Of much greater effect is the dramatisation of the mind palace in the long sequence of His Last Vow in which Holmes gets shot in the chest and has to quickly mobilise all of his knowledge and intellectual resources in order to give himself the best chances to survive. As Watson had muttered to another non-playing character in Baskerville, Sherlock’s mind palace operates on the principle of the classical art of memory, that is to say by means of places or loci in which to deposit the things to be remembered within an intimately-known imagined architecture. In the episode, we actually get to visit the palace, which partly consists of the building in Baker Street (also symbolising safety) and partly of a series of locations hidden behind closed doors along a corridor. And because the particular knowledge to be retrieved is literally a matter of life or death, the urgency turns the palace into a memory theatre in the Renaissance tradition, in which to stage dramatically the knowledge process.


Impressive as the sequence is, the show’s best riff on the history of the arts of memory comes at the end of the episode, when Holmes learns to his dismay that the vast library of incriminating information held by his adversary in his sanctum at Appledore is in fact a mind palace even grander than his own; and that those glasses that he imagined to be cybernetically connected to a remote index of this library were in fact just an ordinary pair of glasses, put on and removed as a tic, or for effect. It is a very satisfying twist, which leaves Holmes utterly outdone: not only because the lack of a physical or digital archive means there is nothing for the secret service cavalry that he has summoned to seize, but also because he has been shown the proper use of a mind palace, which consists not in supplementing the technology, but replacing it.


The ancient art of memory inaugurated – as the legend goes – by the poet Simonides of Cheos, was conceived of and practised long after the invention of writing. By seeking to restore the primacy of the oral/visual mental faculty, it was a paradoxical attempt to do away with the technology altogether, as if nowadays somebody suggested taking up calligraphy as a replacement for word processing and computing. In filling up his ‘mind attic’ as if it walls really were elastic, contra Conan Doyle, the latest Holmes is possessing of a similar hubris. But he never takes it to its logical consequence by disconnecting from the networks altogether and taking up proper residence in his grandiosely furnished palace.
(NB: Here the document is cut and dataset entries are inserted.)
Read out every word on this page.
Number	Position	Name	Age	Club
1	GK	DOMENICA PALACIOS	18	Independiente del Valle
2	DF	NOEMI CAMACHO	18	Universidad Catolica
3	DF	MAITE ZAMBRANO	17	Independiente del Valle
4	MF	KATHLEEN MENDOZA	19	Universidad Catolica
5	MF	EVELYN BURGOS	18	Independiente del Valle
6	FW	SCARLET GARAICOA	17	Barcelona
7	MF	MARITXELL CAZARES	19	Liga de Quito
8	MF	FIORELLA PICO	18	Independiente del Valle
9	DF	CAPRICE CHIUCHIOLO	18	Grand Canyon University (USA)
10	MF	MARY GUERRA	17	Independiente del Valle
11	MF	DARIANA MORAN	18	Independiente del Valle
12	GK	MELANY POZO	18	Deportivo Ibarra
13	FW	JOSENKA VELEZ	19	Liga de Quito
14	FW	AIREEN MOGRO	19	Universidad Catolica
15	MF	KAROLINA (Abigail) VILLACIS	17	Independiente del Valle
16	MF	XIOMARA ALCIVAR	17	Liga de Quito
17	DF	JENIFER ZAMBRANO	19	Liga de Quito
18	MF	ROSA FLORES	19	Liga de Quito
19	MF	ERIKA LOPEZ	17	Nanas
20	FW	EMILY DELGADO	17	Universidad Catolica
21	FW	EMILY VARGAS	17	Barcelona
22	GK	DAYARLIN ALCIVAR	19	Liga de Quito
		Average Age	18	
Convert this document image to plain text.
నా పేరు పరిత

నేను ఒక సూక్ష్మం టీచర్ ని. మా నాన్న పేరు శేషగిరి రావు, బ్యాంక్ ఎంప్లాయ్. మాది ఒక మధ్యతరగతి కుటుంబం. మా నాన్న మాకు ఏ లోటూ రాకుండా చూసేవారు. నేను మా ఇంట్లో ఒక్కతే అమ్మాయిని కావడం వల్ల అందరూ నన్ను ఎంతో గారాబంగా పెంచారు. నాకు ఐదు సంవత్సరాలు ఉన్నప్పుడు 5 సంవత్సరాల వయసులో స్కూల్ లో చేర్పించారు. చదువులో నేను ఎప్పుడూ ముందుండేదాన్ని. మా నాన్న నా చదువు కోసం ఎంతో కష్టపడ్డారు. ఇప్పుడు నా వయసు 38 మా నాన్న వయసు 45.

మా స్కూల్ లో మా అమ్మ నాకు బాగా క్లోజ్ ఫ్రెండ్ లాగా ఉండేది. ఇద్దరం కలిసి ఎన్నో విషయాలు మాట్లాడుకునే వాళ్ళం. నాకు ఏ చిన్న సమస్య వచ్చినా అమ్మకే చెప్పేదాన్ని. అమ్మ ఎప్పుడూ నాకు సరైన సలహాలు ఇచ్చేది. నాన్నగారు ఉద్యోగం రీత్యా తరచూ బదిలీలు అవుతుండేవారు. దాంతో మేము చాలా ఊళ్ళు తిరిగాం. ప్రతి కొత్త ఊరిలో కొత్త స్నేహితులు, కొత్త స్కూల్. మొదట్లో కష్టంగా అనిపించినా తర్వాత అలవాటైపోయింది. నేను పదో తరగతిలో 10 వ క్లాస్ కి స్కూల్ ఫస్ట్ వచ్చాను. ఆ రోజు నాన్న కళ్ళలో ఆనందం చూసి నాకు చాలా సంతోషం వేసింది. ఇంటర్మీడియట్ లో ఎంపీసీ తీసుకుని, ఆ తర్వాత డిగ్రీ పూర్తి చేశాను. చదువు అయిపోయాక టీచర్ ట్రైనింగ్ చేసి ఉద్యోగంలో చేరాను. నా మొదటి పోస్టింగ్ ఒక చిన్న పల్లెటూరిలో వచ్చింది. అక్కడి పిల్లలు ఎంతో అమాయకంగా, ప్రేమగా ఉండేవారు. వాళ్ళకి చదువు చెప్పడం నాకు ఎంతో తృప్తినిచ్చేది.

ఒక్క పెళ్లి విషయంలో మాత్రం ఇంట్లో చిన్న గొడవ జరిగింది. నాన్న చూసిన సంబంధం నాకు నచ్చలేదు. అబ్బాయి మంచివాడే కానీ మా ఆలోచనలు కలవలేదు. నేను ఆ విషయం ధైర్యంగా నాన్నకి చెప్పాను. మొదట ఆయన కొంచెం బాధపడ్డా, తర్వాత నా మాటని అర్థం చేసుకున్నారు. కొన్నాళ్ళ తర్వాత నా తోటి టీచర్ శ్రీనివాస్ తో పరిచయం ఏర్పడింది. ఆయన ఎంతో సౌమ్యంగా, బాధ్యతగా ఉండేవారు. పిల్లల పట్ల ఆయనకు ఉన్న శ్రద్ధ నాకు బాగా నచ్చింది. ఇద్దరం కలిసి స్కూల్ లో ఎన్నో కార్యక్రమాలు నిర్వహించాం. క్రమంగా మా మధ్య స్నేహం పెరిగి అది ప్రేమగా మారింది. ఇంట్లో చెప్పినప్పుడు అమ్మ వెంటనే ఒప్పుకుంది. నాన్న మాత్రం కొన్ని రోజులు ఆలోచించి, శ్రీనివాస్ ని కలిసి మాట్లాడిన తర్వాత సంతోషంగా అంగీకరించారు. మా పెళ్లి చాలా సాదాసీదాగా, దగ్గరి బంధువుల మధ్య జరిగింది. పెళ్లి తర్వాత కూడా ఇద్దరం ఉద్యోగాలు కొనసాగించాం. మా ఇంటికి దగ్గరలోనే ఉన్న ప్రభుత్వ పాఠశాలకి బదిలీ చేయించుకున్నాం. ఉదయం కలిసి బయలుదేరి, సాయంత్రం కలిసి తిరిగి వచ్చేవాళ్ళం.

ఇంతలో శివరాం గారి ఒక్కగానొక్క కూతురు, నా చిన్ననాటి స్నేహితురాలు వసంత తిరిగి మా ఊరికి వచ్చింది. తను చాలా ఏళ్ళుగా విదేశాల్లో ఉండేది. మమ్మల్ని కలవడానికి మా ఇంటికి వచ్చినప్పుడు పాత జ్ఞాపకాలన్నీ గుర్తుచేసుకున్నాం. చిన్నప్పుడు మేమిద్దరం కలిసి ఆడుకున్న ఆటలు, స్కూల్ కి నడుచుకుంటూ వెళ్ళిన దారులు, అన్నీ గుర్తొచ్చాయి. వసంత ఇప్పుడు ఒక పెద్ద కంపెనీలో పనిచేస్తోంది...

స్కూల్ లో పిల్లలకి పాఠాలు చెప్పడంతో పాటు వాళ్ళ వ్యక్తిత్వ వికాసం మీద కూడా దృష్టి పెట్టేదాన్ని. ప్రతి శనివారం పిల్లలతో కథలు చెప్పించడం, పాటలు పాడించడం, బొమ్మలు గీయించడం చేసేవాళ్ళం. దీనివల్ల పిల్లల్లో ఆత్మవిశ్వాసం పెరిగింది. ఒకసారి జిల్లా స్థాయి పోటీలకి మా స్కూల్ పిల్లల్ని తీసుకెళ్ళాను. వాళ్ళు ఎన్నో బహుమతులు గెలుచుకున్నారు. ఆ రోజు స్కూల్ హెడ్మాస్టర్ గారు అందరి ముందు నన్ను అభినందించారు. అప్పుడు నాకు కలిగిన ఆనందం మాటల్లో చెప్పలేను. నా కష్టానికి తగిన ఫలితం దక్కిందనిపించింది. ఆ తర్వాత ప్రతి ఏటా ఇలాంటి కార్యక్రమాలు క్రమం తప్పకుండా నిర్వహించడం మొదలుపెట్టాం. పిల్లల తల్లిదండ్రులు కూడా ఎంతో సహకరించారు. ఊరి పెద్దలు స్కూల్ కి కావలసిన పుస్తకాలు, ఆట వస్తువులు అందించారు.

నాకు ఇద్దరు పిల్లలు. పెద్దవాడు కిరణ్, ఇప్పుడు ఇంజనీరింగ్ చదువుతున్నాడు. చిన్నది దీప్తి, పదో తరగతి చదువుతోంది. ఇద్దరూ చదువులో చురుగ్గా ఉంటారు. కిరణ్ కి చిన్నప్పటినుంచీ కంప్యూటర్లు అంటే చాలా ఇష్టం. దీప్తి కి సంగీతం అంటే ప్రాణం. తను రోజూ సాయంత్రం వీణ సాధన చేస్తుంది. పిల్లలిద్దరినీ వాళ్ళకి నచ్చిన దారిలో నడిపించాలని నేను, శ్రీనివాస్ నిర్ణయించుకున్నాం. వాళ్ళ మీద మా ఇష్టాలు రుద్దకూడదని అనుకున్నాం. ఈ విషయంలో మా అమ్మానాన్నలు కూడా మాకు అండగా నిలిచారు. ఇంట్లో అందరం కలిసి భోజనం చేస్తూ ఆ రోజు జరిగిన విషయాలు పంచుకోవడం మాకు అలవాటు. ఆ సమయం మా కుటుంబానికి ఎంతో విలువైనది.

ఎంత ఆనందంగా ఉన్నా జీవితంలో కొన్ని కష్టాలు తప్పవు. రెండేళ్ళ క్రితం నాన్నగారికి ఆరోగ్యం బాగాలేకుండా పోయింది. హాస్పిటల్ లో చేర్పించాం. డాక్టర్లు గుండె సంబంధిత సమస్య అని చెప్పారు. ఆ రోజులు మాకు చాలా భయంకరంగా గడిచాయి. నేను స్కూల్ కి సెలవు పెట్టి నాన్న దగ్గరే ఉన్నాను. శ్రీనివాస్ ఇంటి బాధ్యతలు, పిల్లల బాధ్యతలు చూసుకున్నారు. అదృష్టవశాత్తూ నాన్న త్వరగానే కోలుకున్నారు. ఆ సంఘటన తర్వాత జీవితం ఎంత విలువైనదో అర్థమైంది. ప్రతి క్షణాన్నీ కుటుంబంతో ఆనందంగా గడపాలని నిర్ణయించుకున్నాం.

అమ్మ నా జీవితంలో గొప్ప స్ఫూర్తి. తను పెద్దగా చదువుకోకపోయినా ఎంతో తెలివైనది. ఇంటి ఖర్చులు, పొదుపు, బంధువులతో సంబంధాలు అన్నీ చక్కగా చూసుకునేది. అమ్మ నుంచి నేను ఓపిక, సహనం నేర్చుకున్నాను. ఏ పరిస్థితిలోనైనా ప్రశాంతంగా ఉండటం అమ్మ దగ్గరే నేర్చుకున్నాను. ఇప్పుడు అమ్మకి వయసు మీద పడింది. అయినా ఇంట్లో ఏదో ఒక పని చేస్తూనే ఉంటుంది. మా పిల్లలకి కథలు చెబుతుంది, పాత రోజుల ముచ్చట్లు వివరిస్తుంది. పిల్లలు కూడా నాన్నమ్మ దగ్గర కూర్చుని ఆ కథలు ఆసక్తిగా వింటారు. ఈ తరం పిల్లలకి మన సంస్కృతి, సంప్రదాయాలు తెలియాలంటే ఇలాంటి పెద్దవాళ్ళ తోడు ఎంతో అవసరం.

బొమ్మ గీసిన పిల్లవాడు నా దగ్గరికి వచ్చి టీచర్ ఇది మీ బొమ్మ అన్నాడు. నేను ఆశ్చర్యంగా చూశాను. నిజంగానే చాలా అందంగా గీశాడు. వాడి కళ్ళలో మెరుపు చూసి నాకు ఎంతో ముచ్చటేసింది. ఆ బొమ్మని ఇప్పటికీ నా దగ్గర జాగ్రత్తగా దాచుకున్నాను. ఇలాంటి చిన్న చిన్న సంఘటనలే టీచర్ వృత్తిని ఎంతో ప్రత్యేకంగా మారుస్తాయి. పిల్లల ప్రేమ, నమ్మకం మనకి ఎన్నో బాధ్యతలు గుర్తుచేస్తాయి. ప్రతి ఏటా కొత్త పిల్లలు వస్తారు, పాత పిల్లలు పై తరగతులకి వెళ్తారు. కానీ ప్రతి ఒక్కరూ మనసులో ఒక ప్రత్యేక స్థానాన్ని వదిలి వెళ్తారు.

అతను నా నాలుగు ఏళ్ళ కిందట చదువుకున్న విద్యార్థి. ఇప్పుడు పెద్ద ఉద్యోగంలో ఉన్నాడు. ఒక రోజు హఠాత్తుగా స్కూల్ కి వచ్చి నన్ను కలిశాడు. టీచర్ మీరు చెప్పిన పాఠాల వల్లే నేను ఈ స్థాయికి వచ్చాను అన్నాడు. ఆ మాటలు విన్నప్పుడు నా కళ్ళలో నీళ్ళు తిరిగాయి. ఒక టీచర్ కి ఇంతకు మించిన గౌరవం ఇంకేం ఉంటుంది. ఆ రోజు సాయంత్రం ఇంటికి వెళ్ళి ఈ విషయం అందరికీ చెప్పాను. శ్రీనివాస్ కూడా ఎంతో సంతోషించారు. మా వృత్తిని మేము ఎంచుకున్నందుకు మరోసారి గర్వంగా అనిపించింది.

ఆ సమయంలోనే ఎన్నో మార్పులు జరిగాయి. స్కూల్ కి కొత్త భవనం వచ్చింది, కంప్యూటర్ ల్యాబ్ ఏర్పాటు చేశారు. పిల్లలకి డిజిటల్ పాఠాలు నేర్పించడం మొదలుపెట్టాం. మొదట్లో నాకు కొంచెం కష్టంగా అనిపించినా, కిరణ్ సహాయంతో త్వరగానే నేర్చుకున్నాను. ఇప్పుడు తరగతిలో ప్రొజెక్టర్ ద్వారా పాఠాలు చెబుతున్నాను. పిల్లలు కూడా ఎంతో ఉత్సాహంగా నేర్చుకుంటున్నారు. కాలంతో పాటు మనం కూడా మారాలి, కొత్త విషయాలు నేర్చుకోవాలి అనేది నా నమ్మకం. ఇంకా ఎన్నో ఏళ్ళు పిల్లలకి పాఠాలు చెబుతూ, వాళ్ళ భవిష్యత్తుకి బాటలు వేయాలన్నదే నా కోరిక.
In a grimly disappointing resolution, Holmes’ response to this revelation is to shoot the villain in cold blood, thus sealing his own defeat. By destroying that brain, he has destroyed the mind palace within and every trace of the sinister and damaging information it contained, forever – but he has also extinguished an ancient cultural project that he himself cannot see through. What that act of violence ultimately signifies is how hard it is to come to terms with the idea of a mind unplugged.